Homeopathy 101

A blog that I quite enjoyed reading can be found here: http://gimpyblog.wordpress.com/2009/11/11/hmc21-hammering-the-nails-into-homeopathy/

I have always been fairly skeptical of homeopathy, and some of my recent reading material (Bad Science, Trick or Treatment, Suckers) has really served to reaffirm my beliefs and to provide me with a wealth of evidence to back them up.

To my mind, it is clear that homeopathy does make some people better, but for different reasons than they would assert. Varying degrees of the placebo affect, the feeling of being more cared for, the comfort of a “diagnosis”, etc., will all, I believe, make a person feel better if they have been suffering from some vague malaise.

In this case, I don’t begrudge them. If you really believe that taking a drop of Rescue Remedy before an exam will help you succeed, then who am I to burst your bubble? Largely, this kind of thing doesn’t harm anyone, and while you are essentially buying into something I don’t believe in, I have seen what positive thought and belief can do to, and for, people.

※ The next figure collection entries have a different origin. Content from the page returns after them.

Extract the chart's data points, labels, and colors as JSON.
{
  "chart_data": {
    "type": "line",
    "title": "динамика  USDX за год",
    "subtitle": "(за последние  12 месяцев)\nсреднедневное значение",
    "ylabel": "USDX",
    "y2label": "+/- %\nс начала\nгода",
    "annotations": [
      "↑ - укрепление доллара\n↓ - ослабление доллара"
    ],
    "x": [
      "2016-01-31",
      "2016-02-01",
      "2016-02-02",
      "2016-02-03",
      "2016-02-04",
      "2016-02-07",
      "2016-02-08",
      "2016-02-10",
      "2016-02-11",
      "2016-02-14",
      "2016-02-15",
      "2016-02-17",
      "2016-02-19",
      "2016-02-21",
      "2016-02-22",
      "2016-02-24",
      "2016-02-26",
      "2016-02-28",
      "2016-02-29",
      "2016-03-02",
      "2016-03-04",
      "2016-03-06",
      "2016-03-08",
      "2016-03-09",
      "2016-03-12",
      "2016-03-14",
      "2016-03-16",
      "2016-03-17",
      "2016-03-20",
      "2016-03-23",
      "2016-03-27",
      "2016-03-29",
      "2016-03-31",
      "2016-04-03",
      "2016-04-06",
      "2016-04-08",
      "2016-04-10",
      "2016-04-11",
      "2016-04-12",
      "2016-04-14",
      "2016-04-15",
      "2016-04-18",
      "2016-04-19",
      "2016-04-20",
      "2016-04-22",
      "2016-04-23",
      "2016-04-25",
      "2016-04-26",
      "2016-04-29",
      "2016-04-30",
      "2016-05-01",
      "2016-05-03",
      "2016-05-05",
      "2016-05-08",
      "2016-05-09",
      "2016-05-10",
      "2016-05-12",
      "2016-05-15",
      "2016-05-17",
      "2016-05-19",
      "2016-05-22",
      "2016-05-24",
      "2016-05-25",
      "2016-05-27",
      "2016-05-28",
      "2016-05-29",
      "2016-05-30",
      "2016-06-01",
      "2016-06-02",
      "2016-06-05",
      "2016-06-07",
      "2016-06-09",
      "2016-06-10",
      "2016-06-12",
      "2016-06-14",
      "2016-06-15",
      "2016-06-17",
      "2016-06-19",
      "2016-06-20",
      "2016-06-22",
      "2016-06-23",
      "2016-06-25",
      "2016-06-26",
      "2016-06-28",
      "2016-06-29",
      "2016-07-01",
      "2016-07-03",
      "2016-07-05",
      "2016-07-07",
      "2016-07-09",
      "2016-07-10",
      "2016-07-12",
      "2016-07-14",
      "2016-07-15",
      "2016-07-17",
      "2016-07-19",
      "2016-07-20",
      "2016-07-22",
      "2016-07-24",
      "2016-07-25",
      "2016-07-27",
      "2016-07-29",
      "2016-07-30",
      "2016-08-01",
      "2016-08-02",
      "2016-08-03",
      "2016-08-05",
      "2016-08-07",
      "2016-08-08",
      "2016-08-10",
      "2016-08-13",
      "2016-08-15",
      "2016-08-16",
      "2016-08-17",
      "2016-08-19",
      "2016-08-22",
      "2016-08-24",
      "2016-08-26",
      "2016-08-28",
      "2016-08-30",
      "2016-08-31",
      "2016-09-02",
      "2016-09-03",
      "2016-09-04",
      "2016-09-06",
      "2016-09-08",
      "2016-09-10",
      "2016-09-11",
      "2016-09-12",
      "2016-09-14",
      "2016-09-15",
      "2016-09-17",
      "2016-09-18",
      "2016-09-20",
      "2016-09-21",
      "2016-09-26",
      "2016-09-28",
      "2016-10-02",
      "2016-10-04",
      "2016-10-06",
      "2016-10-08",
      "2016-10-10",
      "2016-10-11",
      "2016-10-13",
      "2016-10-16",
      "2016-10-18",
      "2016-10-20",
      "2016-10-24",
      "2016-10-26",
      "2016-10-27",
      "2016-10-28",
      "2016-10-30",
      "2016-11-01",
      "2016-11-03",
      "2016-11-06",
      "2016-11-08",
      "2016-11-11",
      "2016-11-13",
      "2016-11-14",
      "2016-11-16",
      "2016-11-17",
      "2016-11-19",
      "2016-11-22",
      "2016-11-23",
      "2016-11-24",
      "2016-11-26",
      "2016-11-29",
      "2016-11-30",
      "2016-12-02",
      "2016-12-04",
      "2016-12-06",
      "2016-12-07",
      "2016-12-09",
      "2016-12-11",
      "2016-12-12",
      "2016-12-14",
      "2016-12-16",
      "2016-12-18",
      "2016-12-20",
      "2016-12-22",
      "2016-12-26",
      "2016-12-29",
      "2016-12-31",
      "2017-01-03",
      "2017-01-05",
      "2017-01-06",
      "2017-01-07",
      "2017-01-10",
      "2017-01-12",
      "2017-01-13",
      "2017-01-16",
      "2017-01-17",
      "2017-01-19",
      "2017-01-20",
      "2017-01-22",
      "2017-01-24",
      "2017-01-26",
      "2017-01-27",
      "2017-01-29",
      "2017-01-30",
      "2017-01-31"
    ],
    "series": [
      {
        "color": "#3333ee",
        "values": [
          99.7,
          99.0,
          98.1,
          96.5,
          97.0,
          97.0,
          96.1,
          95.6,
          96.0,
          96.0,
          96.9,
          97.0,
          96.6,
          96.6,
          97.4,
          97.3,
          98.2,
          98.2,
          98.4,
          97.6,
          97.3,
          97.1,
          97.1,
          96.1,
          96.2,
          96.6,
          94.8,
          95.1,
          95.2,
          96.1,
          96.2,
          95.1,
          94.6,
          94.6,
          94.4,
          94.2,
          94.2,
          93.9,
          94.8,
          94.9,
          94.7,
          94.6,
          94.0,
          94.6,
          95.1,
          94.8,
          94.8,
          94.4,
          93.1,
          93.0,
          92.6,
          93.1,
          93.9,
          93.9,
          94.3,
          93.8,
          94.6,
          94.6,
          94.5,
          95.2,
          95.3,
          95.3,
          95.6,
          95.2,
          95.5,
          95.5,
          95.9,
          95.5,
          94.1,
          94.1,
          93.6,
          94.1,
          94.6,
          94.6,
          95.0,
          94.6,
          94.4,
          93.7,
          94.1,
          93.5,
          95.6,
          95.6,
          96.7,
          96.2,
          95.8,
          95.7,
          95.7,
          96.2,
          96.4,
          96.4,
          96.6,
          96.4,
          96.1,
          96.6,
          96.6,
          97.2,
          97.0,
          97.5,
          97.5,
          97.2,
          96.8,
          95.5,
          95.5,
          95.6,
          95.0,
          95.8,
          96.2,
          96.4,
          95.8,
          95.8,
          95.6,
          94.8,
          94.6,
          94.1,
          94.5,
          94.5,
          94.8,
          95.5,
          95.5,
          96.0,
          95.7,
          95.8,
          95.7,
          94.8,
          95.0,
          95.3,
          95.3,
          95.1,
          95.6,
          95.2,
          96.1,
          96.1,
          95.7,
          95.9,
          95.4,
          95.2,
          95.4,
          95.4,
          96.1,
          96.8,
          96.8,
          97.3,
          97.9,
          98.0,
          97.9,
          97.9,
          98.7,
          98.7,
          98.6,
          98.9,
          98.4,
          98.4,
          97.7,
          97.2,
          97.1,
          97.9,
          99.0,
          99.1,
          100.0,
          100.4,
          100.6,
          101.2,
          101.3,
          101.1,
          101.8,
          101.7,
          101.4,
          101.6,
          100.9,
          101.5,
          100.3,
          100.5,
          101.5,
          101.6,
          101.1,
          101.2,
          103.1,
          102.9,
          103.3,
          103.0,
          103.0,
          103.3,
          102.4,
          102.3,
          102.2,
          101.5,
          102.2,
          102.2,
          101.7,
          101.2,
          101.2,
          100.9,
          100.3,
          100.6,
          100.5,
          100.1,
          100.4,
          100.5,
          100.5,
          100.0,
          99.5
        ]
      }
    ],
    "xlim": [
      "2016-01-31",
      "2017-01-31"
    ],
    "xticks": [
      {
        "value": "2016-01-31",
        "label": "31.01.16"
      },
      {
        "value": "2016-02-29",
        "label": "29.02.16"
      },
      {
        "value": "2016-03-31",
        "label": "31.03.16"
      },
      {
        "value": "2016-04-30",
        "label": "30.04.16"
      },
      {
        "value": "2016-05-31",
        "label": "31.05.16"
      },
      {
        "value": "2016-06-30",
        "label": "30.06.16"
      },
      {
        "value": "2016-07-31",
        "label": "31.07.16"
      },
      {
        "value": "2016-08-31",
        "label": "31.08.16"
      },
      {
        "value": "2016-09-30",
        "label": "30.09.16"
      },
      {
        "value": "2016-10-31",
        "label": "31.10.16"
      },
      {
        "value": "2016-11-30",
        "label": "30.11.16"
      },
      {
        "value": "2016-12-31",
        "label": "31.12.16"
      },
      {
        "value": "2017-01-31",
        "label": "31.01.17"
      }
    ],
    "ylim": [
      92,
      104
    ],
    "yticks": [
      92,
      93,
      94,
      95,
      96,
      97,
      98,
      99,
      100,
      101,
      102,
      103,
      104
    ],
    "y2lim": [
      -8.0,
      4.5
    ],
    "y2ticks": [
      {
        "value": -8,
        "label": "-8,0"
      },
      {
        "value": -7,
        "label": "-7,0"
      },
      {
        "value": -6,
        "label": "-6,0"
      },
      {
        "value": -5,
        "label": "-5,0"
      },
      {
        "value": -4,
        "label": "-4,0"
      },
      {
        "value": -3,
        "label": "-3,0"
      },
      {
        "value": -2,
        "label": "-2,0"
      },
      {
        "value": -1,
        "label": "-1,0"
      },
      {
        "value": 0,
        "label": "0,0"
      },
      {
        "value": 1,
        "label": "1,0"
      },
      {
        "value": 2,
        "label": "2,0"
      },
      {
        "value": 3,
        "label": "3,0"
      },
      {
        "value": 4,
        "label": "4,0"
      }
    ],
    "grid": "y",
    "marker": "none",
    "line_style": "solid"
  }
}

I have to draw the line, however, when it comes to real, problematic diseases and conditions. There have been far too many cases where people have died of easily preventable and/or treatable conditions because, rather than take medicine, they opted for “natural” medicine, or homeopathy. Once such example particularly offended me recently – the case of Thomas, Manju, and Gloria Sam. This article will give you more details, but in summary – the child (Gloria) suffered from severe eczema, and the parents refused conventional treatments, instead opting to provide homeopathic drops and other remedies. They also flew the child to India to receive further homeopathic treatment. When Gloria was eventually brought home and to a hospital, with an eye infection so severe that her corneas were melting, there was little the professionals could do. Her body was literally worn out from fighting the various infections that her compromised skin could not keep out of her body. She died of septicaemia.

The child in the above story suffered much more pain than she ever should have, simply because her parents refused conventional treatment. When cases like this come up, I think that removing all the homeopathic remedies from the shelf might not be such a bad idea.

I am aware that there are many plants that have important pharmaceutical properties, and that many of the drugs we now use today originally came from plants. However, most of these drugs are not produced from the original sources, because it is too difficult to control – by producing them artificially, dosage, strength, quality all can be controlled. I don’t believe that there is a big conspiracy on the part of the pharmaceutical companies to suppress “natural” remedies – many medical remedies come from “natural” sources. I genuinely believe that if there was a flower out there that could cure cancer, people would already be exploring its properties, cultivating it, and seeing how they could make it most effective, and also safe.

I think that when it comes to making healthcare decisions, you should look to the proof, not the spin, to decide. And to my mind, there is too little proof of efficacy in homeopathic remedies.